This is an appeal from an order setting ¿side a default judgment in garnishment against the appellee, Huachuca Investment Company.
The appellant had obtained a judgment against Rincon Builders and Developers, Inc., in May of 1962, and on July 27, 1962, obtained a writ of garnishment directed against the appellee, Huachuca Investment Company, and also against Nedmar Construction Company. Fred M. Busby was served as President of Nedmar Construction Company and promptly made a return of service indicating that Nedmar Construction Company was not indebted to Rincon Builders and Developers. The Deputy Sheriff’s return on the summons against Huachuca Investment Company indicates that service of summons was had on the appellee, Huachuca Investment Company, at the same time service was had on Nedmar Construction Company by serving Mr. Busby who was President of both companies, but no answer to the writ of garnishment was filed by the appellee, Huachuca Investment Company.
Default judgment against the appellee, Huachuca Investment Company, was entered on September 10, 1962, in the amount of $4,197.37 and notice thereof was mailed to the appellee by the Clerk of the Court. Shortly thereafter the appellee, Huachuca Investment Company, moved to set aside the default judgment for lack of service of the writ of garnishment. The motion was resisted by the appellant who filed in support thereof a supplemental affidavit of the Deputy Sheriff that service of both writs had been made upon Mr. Busby.
Thereafter the matter was argued to the Court and on January 10, 1963, the motion to set aside the default judgment was granted.
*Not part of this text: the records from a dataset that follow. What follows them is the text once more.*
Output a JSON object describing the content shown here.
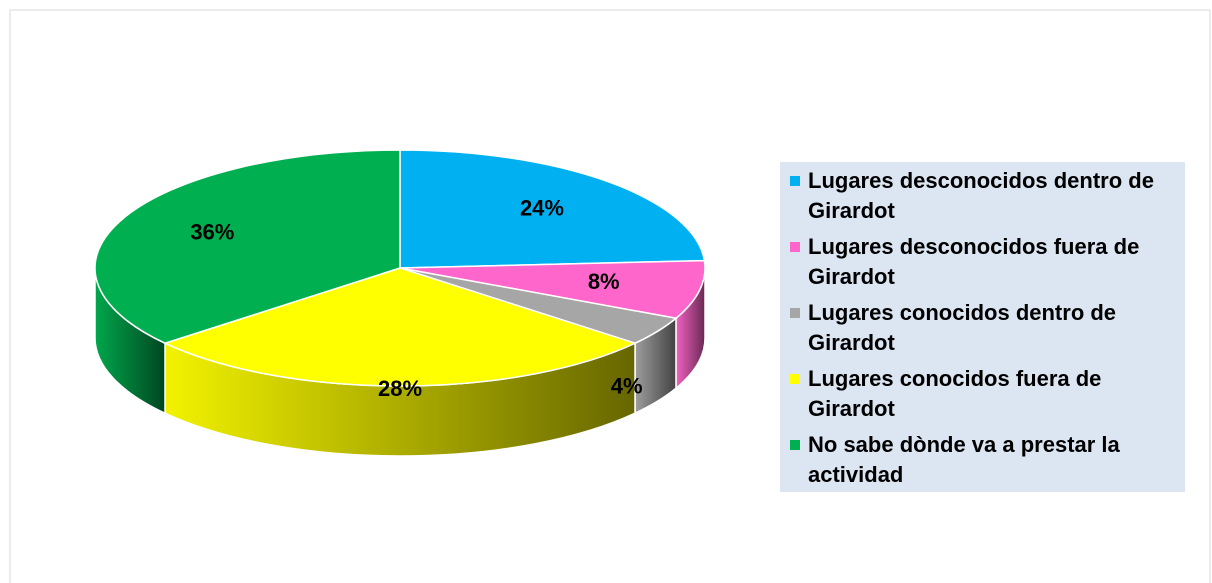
{
  "chart_data": {
    "type": "pie",
    "categories": [
      "Lugares desconocidos dentro de Girardot",
      "Lugares desconocidos fuera de Girardot",
      "Lugares conocidos dentro de Girardot",
      "Lugares conocidos fuera de Girardot",
      "No sabe dònde va a prestar la actividad"
    ],
    "values": [
      24,
      8,
      4,
      28,
      36
    ],
    "value_labels": [
      "24%",
      "8%",
      "4%",
      "28%",
      "36%"
    ],
    "colors": [
      "#00b0f0",
      "#ff66cc",
      "#a6a6a6",
      "#ffff00",
      "#00b050"
    ],
    "legend": "right"
  }
}
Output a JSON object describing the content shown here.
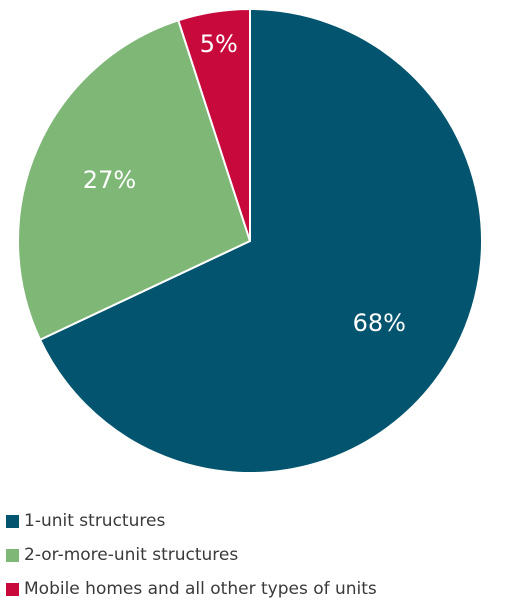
{
  "chart_data": {
    "type": "pie",
    "categories": [
      "1-unit structures",
      "2-or-more-unit structures",
      "Mobile homes and all other types of units"
    ],
    "values": [
      68,
      27,
      5
    ],
    "data_labels": [
      "68%",
      "27%",
      "5%"
    ],
    "colors": [
      "#03546e",
      "#7fb777",
      "#c8093c"
    ],
    "legend_position": "bottom-left"
  }
}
From the order setting aside the default judgment the appellant has appealed on the ground that the Trial Court abused its discretion in setting aside the default judgment for the reason that no positive or affirmative evidence was presented which showed or tended to show that the return 'of service by the Deputy Sheriff was false.
The appellee contends that the order setting aside the default was supported by sufficient evidence, but that even if the Trial Court erred or abused its discretion in setting aside the default, such order is not an appealable order.
The question of whether the order setting aside default judgment is appealable has been resolved by the case of Bateman v. McDonald, 94 Ariz. 327, 385 P.2d 208 (1963), contrary to the appellee’s contention, so that the sole issue to be resolved is whether or not the evidence was sufficient to support the Court’s order setting aside the default.
Mr. Busby as President of Huachuca Investment Company filed an affidavit that he was not served with the writ of garnishment on July 30, 1962, or at any other time, although he was served however with a writ of garnishment on July 30, 1962, directed to Nedmar Construction Company to which an answer was filed, and had he' been served for Huachuca Investment Company an answer would have been filed on *529its behalf, as it was not indebted to Rincon Builders and Developers, Inc. at the time the writ was alleged to have been served or at the time of filing his affidavit.
The appellant contends that the mere denial of service by Mr. Busby in his affidavit is insufficient to overturn the presumption in favor of the officer’s return. Standing alone that position is a correct statement of the law which requires proof ufa clear and convincing nature to overturn the presumption of service. However, the denial of service coupled with the fact that answer was promptly made by Mr. Busby on behalf of the other corporation of which he was also president, presented to the Court an inference of such clear and convincing nature that it would sustain a finding that service was not had on Huachuca Investment Company.
It needs no great amount of reasoning to conclude that a person served on behalf of a garnishee who is not in fact indebted to the defendant would sit idly by and let judgment by default be entered against the garnishee in a sum in excess of $4,000.00, while at the same time promptly filing an answer in a companion proceeding. That fact alone is very conclusive on the question of whether or not service was had and provided the Court with the necessary inference to corroborate the affidavit of the garnishee that it was in fact not served.
The Supreme Court of Arizona has repeatedly held that an application to open, vacate or set aside a judgment is within the sound discretion of the Trial Court and its action will not be disturbed except for a clear abuse of discretion. Eldridge v. Jagger, 83 Ariz. 150, 317 P.2d 942 (1957); Prell v. Amado, 2 Ariz.App. 35, 406 P.2d 237 (1965).
It has been said on many occasions that the general policy of the law is to favor the resolution of disputes on the merits of the controversy rather than by default and we feel that equitable principles particularly require the application of that policy to garnishment proceedings.
Judgment affirmed.
KRUCKER, C. J., and HATHAWAY, J., concurring.
NOTE: Judge JOHN F. MOLLOY having requested that he be relieved from consideration of this matter, Judge GORDON FARLEY was called to sit in his stead and participate in the determination of this decision.